Ayrıca, spor içecekleri veya Pedialit gibi elektrolit içecekler içerek veya diyet takviyeleri alarak sodyum ve potasyum alabilirsiniz.

Keto Diyetini Uzun Süreli Yapmanın Uyarıları

Keto diyeti düşünüyorsanız, birçok sağlık uzmanının bunu sağlıklı bir plan olarak görmediğini bilmelisiniz.

BetterThanDieting.com'un yaratıcısı RDN'den Bonnie Taub-Dix ve Read It Eat It Eat'in yazarı : Seni Label'dan Table'a götürmek , LIVESTRONG.com ile keto diyetinin bazı dezavantajları hakkında konuştu. Taub-Dix, "Keto diyeti yüzde 75 ila 85 oranında yağlıdır. Bu kadar dengesiz bir diyete inanmıyorum. Bunun sürdürülebilir olduğunu düşünmüyorum ve sağlıklı olduğunu düşünmüyorum" diyor.
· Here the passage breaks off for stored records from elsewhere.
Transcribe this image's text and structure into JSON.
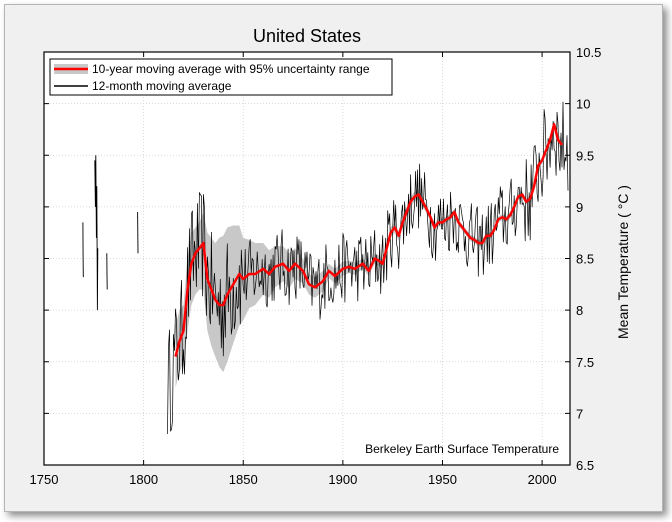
{
  "chart_data": {
    "type": "line",
    "title": "United States",
    "xlabel": "",
    "ylabel": "Mean Temperature ( °C )",
    "xlim": [
      1750,
      2014
    ],
    "ylim": [
      6.5,
      10.5
    ],
    "xticks": [
      "1750",
      "1800",
      "1850",
      "1900",
      "1950",
      "2000"
    ],
    "yticks": [
      "6.5",
      "7",
      "7.5",
      "8",
      "8.5",
      "9",
      "9.5",
      "10",
      "10.5"
    ],
    "grid": true,
    "legend_position": "top-left",
    "legend": {
      "smooth_label": "10-year moving average with 95% uncertainty range",
      "monthly_label": "12-month moving average"
    },
    "annotation": "Berkeley Earth Surface Temperature",
    "colors": {
      "smooth": "#ff0000",
      "band": "#c8c8c8",
      "monthly": "#000000",
      "grid": "#cfcfcf"
    },
    "series": [
      {
        "name": "10-year moving average",
        "x": [
          1816,
          1818,
          1820,
          1822,
          1824,
          1826,
          1828,
          1830,
          1832,
          1834,
          1836,
          1838,
          1840,
          1842,
          1845,
          1848,
          1850,
          1853,
          1856,
          1860,
          1863,
          1866,
          1870,
          1873,
          1876,
          1880,
          1883,
          1886,
          1890,
          1893,
          1896,
          1900,
          1903,
          1906,
          1910,
          1913,
          1916,
          1918,
          1920,
          1922,
          1924,
          1926,
          1928,
          1930,
          1932,
          1934,
          1936,
          1938,
          1940,
          1942,
          1944,
          1946,
          1948,
          1950,
          1952,
          1954,
          1956,
          1958,
          1960,
          1962,
          1964,
          1966,
          1968,
          1970,
          1972,
          1974,
          1976,
          1978,
          1980,
          1982,
          1984,
          1986,
          1988,
          1990,
          1992,
          1994,
          1996,
          1998,
          2000,
          2002,
          2004,
          2006,
          2008,
          2010
        ],
        "y": [
          7.55,
          7.7,
          7.8,
          8.2,
          8.45,
          8.55,
          8.6,
          8.65,
          8.3,
          8.2,
          8.1,
          8.05,
          8.05,
          8.15,
          8.25,
          8.35,
          8.3,
          8.35,
          8.35,
          8.4,
          8.35,
          8.42,
          8.45,
          8.38,
          8.45,
          8.38,
          8.25,
          8.22,
          8.28,
          8.38,
          8.33,
          8.4,
          8.42,
          8.4,
          8.45,
          8.38,
          8.5,
          8.48,
          8.45,
          8.6,
          8.75,
          8.8,
          8.72,
          8.85,
          8.95,
          9.05,
          9.1,
          9.12,
          9.05,
          8.98,
          8.9,
          8.8,
          8.85,
          8.85,
          8.88,
          8.9,
          8.95,
          8.85,
          8.8,
          8.75,
          8.7,
          8.68,
          8.65,
          8.65,
          8.72,
          8.72,
          8.78,
          8.88,
          8.9,
          8.88,
          8.92,
          9.0,
          9.1,
          9.12,
          9.05,
          9.08,
          9.2,
          9.4,
          9.45,
          9.55,
          9.65,
          9.8,
          9.65,
          9.6
        ],
        "upper": [
          7.85,
          8.0,
          8.05,
          8.5,
          8.75,
          8.8,
          8.85,
          8.95,
          8.75,
          8.7,
          8.65,
          8.7,
          8.72,
          8.8,
          8.82,
          8.82,
          8.7,
          8.68,
          8.65,
          8.65,
          8.58,
          8.62,
          8.62,
          8.55,
          8.6,
          8.5,
          8.35,
          8.32,
          8.38,
          8.45,
          8.4,
          8.47,
          8.48,
          8.46,
          8.5,
          8.43,
          8.55,
          8.53,
          8.5,
          8.65,
          8.8,
          8.85,
          8.77,
          8.9,
          9.0,
          9.1,
          9.15,
          9.17,
          9.1,
          9.02,
          8.94,
          8.84,
          8.89,
          8.89,
          8.91,
          8.93,
          8.98,
          8.88,
          8.83,
          8.78,
          8.73,
          8.71,
          8.68,
          8.68,
          8.75,
          8.75,
          8.81,
          8.91,
          8.93,
          8.91,
          8.95,
          9.03,
          9.13,
          9.15,
          9.08,
          9.11,
          9.23,
          9.43,
          9.48,
          9.58,
          9.68,
          9.84,
          9.7,
          9.66
        ],
        "lower": [
          7.25,
          7.4,
          7.5,
          7.8,
          8.05,
          8.15,
          8.2,
          8.2,
          7.8,
          7.65,
          7.55,
          7.45,
          7.4,
          7.5,
          7.68,
          7.85,
          7.9,
          8.02,
          8.05,
          8.15,
          8.12,
          8.22,
          8.28,
          8.21,
          8.3,
          8.26,
          8.15,
          8.12,
          8.18,
          8.31,
          8.26,
          8.33,
          8.36,
          8.34,
          8.4,
          8.33,
          8.45,
          8.43,
          8.4,
          8.55,
          8.7,
          8.75,
          8.67,
          8.8,
          8.9,
          9.0,
          9.05,
          9.07,
          9.0,
          8.94,
          8.86,
          8.76,
          8.81,
          8.81,
          8.85,
          8.87,
          8.92,
          8.82,
          8.77,
          8.72,
          8.67,
          8.65,
          8.62,
          8.62,
          8.69,
          8.69,
          8.75,
          8.85,
          8.87,
          8.85,
          8.89,
          8.97,
          9.07,
          9.09,
          9.02,
          9.05,
          9.17,
          9.37,
          9.42,
          9.52,
          9.62,
          9.76,
          9.6,
          9.54
        ]
      },
      {
        "name": "12-month moving average",
        "early_segments": [
          {
            "x": [
              1769.5,
              1769.6,
              1769.7
            ],
            "y": [
              8.85,
              8.5,
              8.32
            ]
          },
          {
            "x": [
              1775.5,
              1775.8,
              1776.0,
              1776.3,
              1776.5,
              1776.8,
              1777.0
            ],
            "y": [
              9.45,
              9.0,
              9.5,
              8.7,
              9.2,
              8.0,
              8.6
            ]
          },
          {
            "x": [
              1781.5,
              1781.6,
              1781.7
            ],
            "y": [
              8.55,
              8.35,
              8.2
            ]
          },
          {
            "x": [
              1797.0,
              1797.2
            ],
            "y": [
              8.95,
              8.55
            ]
          }
        ],
        "x_start": 1812,
        "x_end": 2013,
        "step": 0.5,
        "noise_amplitude": 0.35
      }
    ]
  }
}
Mayo Clinic'teki uzmanlar, böyle son derece düşük karbonhidratlı bir diyetin bir takım yan etkilere sahip olabileceğini ekliyor. Bunlar kabızlık, baş ağrısı ve ağız kokusunu içerir. Ek olarak, meyvelerin ve kepekli tahılların diyetinizden kesilmesi, potasyum da dahil olmak üzere günlük mikro besin gereksinimlerinizi karşılamayı zorlaştırabilir. Mayo Clinic, bu diyetin kilo kaybı için etkili olduğunu ve hatta uzun vadede güvenli olduğunu gösteren çok az araştırma olduğunu vurgulamaktadır.
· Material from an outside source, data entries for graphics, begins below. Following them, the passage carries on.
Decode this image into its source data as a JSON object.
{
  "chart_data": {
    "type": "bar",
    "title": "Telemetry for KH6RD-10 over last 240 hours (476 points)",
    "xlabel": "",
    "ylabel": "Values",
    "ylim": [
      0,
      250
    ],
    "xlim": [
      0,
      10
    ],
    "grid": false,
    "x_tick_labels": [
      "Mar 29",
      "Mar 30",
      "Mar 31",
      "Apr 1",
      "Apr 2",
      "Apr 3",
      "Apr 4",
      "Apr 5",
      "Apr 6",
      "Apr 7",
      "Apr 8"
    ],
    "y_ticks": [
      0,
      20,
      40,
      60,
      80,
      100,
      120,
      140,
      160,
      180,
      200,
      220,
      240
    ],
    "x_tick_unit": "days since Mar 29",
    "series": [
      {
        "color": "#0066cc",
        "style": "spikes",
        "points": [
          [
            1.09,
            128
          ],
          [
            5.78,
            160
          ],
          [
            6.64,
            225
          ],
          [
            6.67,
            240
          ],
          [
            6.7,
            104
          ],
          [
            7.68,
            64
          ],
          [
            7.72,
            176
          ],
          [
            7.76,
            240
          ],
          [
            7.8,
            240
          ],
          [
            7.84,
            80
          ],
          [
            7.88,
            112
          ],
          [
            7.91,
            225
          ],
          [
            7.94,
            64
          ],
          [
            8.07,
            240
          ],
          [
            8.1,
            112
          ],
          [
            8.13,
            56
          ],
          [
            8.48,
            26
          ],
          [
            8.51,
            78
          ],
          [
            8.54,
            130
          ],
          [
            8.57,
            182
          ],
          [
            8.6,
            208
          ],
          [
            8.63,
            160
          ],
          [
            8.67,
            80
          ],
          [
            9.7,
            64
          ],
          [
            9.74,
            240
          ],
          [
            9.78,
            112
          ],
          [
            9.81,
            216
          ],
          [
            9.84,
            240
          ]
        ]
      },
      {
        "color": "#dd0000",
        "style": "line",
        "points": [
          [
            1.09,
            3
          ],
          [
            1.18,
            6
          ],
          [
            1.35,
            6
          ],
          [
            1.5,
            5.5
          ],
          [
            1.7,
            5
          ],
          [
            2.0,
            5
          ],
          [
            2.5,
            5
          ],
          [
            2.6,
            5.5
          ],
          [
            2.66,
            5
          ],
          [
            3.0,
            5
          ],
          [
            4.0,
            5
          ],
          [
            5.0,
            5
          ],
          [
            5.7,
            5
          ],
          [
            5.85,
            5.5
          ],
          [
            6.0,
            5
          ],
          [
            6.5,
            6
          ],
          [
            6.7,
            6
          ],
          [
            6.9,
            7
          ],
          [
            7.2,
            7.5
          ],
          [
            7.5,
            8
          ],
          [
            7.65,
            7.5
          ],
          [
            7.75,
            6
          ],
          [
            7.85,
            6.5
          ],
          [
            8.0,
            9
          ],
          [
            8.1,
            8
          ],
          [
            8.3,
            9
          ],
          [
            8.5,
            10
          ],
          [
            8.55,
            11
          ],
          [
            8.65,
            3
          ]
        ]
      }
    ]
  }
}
Keto diyeti kesinlikle herkes için uygun değildir. Ancak, bazı insanlar için çok yararlı olduğuna dair güçlü kanıtlar var.
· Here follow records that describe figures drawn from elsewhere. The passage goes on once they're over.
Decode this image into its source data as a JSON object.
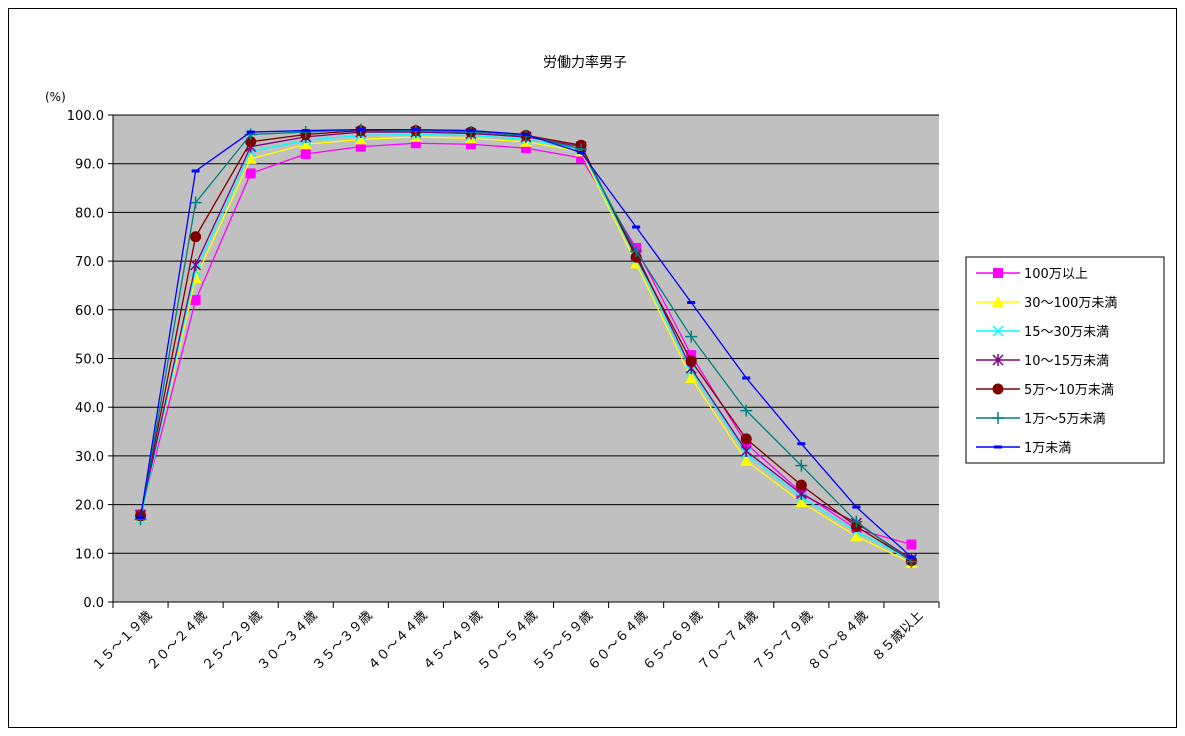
{
  "chart_data": {
    "type": "line",
    "title": "労働力率男子",
    "ylabel": "(%)",
    "ylim": [
      0,
      100
    ],
    "y_ticks": [
      "0.0",
      "10.0",
      "20.0",
      "30.0",
      "40.0",
      "50.0",
      "60.0",
      "70.0",
      "80.0",
      "90.0",
      "100.0"
    ],
    "grid": true,
    "legend_position": "right",
    "categories": [
      "１５～１９歳",
      "２０～２４歳",
      "２５～２９歳",
      "３０～３４歳",
      "３５～３９歳",
      "４０～４４歳",
      "４５～４９歳",
      "５０～５４歳",
      "５５～５９歳",
      "６０～６４歳",
      "６５～６９歳",
      "７０～７４歳",
      "７５～７９歳",
      "８０～８４歳",
      "８５歳以上"
    ],
    "series": [
      {
        "name": "100万以上",
        "color": "#ff00ff",
        "marker": "square",
        "values": [
          18.0,
          62.0,
          88.0,
          92.0,
          93.5,
          94.2,
          94.0,
          93.2,
          91.2,
          72.7,
          50.7,
          32.5,
          22.5,
          15.0,
          11.8
        ]
      },
      {
        "name": "30～100万未満",
        "color": "#ffff00",
        "marker": "triangle",
        "values": [
          17.5,
          66.5,
          91.0,
          94.0,
          95.0,
          95.5,
          95.2,
          94.5,
          92.5,
          69.5,
          46.0,
          29.0,
          20.5,
          13.5,
          8.0
        ]
      },
      {
        "name": "15～30万未満",
        "color": "#00ffff",
        "marker": "x",
        "values": [
          17.2,
          68.0,
          92.5,
          94.8,
          95.8,
          96.0,
          95.8,
          95.0,
          93.0,
          70.5,
          47.5,
          30.5,
          21.5,
          14.5,
          8.5
        ]
      },
      {
        "name": "10～15万未満",
        "color": "#800080",
        "marker": "asterisk",
        "values": [
          17.8,
          69.2,
          93.5,
          95.5,
          96.5,
          96.5,
          96.2,
          95.5,
          93.5,
          71.5,
          48.0,
          31.0,
          22.2,
          16.2,
          8.8
        ]
      },
      {
        "name": "5万～10万未満",
        "color": "#800000",
        "marker": "circle",
        "values": [
          17.7,
          75.0,
          94.5,
          96.0,
          96.8,
          96.8,
          96.5,
          95.8,
          93.8,
          70.8,
          49.5,
          33.5,
          24.0,
          15.5,
          8.5
        ]
      },
      {
        "name": "1万～5万未満",
        "color": "#008080",
        "marker": "plus",
        "values": [
          17.0,
          82.0,
          96.0,
          96.5,
          97.0,
          96.8,
          96.5,
          95.8,
          93.0,
          72.0,
          54.5,
          39.3,
          28.0,
          16.5,
          8.3
        ]
      },
      {
        "name": "1万未満",
        "color": "#0000ff",
        "marker": "dash",
        "values": [
          17.3,
          88.5,
          96.5,
          96.8,
          97.0,
          97.0,
          96.8,
          96.0,
          92.3,
          77.0,
          61.5,
          46.0,
          32.5,
          19.5,
          9.2
        ]
      }
    ]
  }
}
Cleveland Clinic'e göre keto diyeti "tedaviye dirençli epilepsi için standart bir bakımdır". Diyetin, bazen ilaçların yanı sıra çocuklarda nöbetleri etkili bir şekilde azalttığı gösterilmiştir. Bu diyet ayrıca diğer nörolojik durumlara yönelik olarak araştırılmaktadır. İlk çalışmalar keto diyetinin Alzheimer hastalığını, otizmi veya bazı beyin kanserlerini iyileştirebileceğini gösteriyor - ancak bu bulguları doğrulamak için çok daha fazla araştırmaya ihtiyaç var.

Keto diyetinin başlangıçta Harvard Health Publishing'e göre tip 2 diyabetliler için hem kilo kaybı hem de kan şekeri kontrolünde etkili olduğu gösterilmiştir. Bununla birlikte, şu anda bu diyetin uzun vadeli sağlık yararları veya güvenliği hakkında herhangi bir araştırma bulunmamaktadır.

Keto diyetine başlamayı düşünüyorsanız, sizin için doğru olup olmadığını anlamak için planlarınızı sağlık uzmanınızla görüşün.

Keto elektrolitleri: Keto diyetinde neden daha fazla sodyum ve potasyuma ihtiyacınız var?